Just as important as the conclusion that coal-combusted particulate matter is significantly more dangerous than your average speck of dust is the study's indictment of current EPA risk assessments that operate on exactly the opposite assumption. The authors are critical that the Agency still weighs the risk of desert dust the same as combusted soot in computing long-term human health effects.

There are potentially enormous public heath and policy implications for North Texans in the study's conclusions. 

First, the campaign to get the most modern anti-smog controls included in the latest DFW air plan has the side benefit of reducing PM pollution too. Selective Catalytic Reduction (SCR) on the cement kilns and coal plants decreases smog-forming pollution by up to 90%, and makes an effective additional PM catcher as well, increasing soot capture by 30-50%. The technology is particularly effective on the kind of PM that carries dangerous heavy metals like Mercury.  Of course, retiring already-obsolete coal plants would eliminate the threat all together.

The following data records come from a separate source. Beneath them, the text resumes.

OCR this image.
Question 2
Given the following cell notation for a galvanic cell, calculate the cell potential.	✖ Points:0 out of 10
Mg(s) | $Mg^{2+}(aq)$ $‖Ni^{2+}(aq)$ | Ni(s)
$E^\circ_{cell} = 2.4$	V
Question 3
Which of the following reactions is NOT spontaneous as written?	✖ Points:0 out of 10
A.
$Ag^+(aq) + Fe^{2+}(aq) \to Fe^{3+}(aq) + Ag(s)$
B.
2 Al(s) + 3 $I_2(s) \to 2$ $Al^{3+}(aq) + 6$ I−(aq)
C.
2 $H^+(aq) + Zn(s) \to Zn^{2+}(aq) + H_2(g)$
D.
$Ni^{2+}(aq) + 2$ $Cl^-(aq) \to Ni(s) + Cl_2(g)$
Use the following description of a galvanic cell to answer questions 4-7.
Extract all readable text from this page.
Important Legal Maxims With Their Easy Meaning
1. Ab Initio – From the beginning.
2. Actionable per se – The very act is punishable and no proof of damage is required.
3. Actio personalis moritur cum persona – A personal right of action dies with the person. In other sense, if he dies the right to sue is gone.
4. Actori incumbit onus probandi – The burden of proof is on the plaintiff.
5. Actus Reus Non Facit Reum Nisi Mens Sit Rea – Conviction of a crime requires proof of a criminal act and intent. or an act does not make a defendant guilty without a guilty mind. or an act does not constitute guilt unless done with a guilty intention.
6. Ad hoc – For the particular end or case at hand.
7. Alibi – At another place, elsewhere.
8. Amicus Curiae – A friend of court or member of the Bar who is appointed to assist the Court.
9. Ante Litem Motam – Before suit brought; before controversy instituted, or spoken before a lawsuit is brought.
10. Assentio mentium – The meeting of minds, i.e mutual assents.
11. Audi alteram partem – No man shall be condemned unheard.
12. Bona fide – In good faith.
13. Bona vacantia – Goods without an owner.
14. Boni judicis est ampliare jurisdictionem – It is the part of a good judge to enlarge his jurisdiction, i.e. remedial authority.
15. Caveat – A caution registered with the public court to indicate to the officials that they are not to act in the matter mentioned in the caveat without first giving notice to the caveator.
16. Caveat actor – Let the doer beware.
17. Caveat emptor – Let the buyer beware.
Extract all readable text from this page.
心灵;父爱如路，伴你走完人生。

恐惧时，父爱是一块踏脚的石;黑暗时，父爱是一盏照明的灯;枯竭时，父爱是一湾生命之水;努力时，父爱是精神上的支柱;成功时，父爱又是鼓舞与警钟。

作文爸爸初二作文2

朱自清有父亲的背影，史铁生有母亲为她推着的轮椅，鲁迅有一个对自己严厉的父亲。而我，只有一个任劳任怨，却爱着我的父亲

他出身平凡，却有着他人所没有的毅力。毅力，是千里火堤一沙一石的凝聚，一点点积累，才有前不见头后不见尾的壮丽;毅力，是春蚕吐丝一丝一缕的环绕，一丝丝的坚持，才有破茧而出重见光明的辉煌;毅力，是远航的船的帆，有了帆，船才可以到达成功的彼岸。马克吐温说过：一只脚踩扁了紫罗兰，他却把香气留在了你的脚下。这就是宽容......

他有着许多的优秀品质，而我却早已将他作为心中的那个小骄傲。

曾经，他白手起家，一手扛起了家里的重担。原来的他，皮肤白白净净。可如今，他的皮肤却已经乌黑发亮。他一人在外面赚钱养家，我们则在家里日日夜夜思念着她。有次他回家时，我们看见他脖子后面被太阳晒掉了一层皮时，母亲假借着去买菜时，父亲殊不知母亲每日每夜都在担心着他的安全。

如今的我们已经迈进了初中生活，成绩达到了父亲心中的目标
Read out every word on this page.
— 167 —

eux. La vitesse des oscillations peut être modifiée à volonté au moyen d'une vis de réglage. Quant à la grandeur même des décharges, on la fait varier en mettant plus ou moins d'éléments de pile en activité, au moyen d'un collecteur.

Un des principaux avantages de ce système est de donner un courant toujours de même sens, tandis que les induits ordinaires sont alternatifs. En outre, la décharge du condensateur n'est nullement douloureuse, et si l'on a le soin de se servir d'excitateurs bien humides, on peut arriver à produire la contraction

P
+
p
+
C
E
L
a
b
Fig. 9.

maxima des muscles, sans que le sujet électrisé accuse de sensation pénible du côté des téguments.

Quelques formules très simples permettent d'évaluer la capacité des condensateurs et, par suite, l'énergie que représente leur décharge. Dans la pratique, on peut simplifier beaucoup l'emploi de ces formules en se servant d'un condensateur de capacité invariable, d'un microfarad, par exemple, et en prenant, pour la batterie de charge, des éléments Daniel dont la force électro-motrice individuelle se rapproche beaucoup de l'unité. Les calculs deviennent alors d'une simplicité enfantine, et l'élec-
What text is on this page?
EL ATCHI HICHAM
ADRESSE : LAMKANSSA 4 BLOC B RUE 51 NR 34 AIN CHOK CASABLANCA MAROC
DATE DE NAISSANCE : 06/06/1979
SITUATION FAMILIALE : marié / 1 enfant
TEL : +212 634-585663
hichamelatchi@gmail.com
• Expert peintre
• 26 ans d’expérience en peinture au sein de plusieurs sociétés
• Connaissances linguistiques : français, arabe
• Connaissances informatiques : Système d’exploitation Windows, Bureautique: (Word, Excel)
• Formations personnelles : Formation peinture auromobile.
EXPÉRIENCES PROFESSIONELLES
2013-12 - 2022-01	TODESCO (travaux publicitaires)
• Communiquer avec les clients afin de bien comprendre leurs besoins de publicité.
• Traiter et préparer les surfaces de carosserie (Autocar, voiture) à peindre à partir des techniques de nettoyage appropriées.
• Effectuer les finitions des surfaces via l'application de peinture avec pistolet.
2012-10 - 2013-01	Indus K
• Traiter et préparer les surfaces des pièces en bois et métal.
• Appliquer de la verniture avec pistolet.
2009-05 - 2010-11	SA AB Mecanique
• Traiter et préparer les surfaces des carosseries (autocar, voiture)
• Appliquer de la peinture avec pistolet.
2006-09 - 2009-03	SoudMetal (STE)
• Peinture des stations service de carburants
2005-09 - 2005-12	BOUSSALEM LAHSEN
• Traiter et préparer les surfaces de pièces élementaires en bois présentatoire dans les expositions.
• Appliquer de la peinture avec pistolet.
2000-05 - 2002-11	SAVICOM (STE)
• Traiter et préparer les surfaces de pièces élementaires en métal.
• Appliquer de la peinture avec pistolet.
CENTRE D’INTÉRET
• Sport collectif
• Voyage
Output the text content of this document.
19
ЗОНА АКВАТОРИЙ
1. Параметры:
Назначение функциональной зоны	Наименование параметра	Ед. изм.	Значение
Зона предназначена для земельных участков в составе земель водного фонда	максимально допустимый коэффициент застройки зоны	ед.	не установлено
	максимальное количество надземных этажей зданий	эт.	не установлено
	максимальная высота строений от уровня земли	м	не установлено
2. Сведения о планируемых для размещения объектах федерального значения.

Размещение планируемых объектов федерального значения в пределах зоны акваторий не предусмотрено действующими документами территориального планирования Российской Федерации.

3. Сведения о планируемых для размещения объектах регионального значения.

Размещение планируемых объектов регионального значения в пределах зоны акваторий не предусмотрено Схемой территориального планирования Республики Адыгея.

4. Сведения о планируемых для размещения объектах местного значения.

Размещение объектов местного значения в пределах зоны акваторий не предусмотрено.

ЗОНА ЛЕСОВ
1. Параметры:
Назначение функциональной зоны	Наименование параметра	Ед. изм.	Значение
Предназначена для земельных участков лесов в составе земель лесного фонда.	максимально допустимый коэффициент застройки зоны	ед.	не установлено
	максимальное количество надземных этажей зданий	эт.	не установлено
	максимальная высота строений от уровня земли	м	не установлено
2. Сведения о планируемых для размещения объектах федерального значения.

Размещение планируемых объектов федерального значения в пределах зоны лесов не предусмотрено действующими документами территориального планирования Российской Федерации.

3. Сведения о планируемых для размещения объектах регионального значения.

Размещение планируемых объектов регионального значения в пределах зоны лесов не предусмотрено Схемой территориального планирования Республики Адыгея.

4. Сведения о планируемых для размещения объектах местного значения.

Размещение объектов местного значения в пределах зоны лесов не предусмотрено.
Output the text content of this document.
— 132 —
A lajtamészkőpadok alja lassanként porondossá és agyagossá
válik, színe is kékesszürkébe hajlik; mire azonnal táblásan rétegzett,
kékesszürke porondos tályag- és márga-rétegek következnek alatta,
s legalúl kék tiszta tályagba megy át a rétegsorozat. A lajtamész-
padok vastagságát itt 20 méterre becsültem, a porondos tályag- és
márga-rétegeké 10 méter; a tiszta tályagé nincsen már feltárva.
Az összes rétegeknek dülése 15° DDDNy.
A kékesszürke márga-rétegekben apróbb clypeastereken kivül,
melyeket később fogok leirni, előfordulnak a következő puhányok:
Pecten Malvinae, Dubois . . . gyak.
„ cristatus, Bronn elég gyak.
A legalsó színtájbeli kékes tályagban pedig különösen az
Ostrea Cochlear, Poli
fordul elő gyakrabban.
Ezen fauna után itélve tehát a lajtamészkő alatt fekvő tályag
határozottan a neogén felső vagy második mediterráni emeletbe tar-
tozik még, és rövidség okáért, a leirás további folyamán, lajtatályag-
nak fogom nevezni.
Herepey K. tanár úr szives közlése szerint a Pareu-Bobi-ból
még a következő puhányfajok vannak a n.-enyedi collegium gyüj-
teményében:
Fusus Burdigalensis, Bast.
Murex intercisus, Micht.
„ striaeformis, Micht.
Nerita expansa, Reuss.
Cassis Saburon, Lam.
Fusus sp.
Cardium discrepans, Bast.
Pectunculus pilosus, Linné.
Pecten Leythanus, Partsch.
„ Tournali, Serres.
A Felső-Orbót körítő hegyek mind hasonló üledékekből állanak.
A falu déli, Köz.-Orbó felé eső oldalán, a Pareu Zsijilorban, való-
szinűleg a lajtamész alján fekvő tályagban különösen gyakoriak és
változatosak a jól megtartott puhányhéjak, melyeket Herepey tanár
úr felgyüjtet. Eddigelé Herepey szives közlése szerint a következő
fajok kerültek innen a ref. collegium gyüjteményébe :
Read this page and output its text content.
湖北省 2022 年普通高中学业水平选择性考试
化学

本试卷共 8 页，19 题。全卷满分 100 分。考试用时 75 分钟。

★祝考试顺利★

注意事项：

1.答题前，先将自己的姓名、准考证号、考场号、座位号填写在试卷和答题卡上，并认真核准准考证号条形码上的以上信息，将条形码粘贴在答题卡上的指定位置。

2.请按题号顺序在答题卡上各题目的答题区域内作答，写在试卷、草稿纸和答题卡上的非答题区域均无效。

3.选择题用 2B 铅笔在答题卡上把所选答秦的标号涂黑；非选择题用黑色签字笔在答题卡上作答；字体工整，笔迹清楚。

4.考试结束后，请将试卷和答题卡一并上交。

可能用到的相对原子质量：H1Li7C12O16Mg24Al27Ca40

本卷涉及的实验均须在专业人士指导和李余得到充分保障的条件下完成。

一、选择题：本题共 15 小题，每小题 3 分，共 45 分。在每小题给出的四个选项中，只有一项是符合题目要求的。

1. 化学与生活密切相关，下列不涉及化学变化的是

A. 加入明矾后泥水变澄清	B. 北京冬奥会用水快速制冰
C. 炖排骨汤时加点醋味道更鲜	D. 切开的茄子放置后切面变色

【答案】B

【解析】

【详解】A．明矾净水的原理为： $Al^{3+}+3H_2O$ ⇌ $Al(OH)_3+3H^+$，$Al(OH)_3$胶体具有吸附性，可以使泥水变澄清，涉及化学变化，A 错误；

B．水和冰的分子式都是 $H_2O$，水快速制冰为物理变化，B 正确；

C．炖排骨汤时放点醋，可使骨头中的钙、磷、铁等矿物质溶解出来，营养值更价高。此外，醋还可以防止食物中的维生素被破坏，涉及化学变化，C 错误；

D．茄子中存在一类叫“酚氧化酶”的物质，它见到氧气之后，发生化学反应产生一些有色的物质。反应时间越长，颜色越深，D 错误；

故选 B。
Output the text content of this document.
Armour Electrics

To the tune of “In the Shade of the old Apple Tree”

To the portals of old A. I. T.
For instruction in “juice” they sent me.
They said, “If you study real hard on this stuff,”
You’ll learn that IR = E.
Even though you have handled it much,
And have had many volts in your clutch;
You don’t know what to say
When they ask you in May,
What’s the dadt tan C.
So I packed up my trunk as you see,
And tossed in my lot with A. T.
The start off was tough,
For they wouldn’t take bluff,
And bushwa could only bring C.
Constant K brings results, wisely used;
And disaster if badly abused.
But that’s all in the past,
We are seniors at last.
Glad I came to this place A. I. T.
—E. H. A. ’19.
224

Likewise, electrification of compressors would not only lead to decreases in smog-forming emissions, but  PM pollution from those sources as well.

Next, it means the already large public health costs of bad air in DFW just published by Dr. Robert Haley of UTSW in his own study are severely underestimated, since they were based on the EPA's own risk assessment software that doesn't weigh the harm of coal power plant PM differently from any other speck of PM 2.5. Adjust those numbers for the exposure to toxic soot and you could see a huge increase in lives lost, illness caused, and dollars spent.

Finally there are implications for almost very other source of combustion around – burning is bad. Where's there's a flame, a boiler, a furnace, a process that means burning something to get something in return, there's going to be PM pollution. What you burn is as important as how you burn it. Burn coal and get the residues of coal on the PM. Burn hazardous waste, and you get the residues from those wastes on the PM. Burn diesel fuel in your truck or car and get residues from that fuel mix packed away in your particulate matter.

As one of the major authors of the study said, if you want to do something about this kind of pollution – start with the most toxic forms of combusted PM. Those mostly come from large industrial sources – the coal plants, cement kilns, and compressors already in our sights because they're also smog polluters.  We knew they were a problem. Now we know even more about why they're a bigger problem.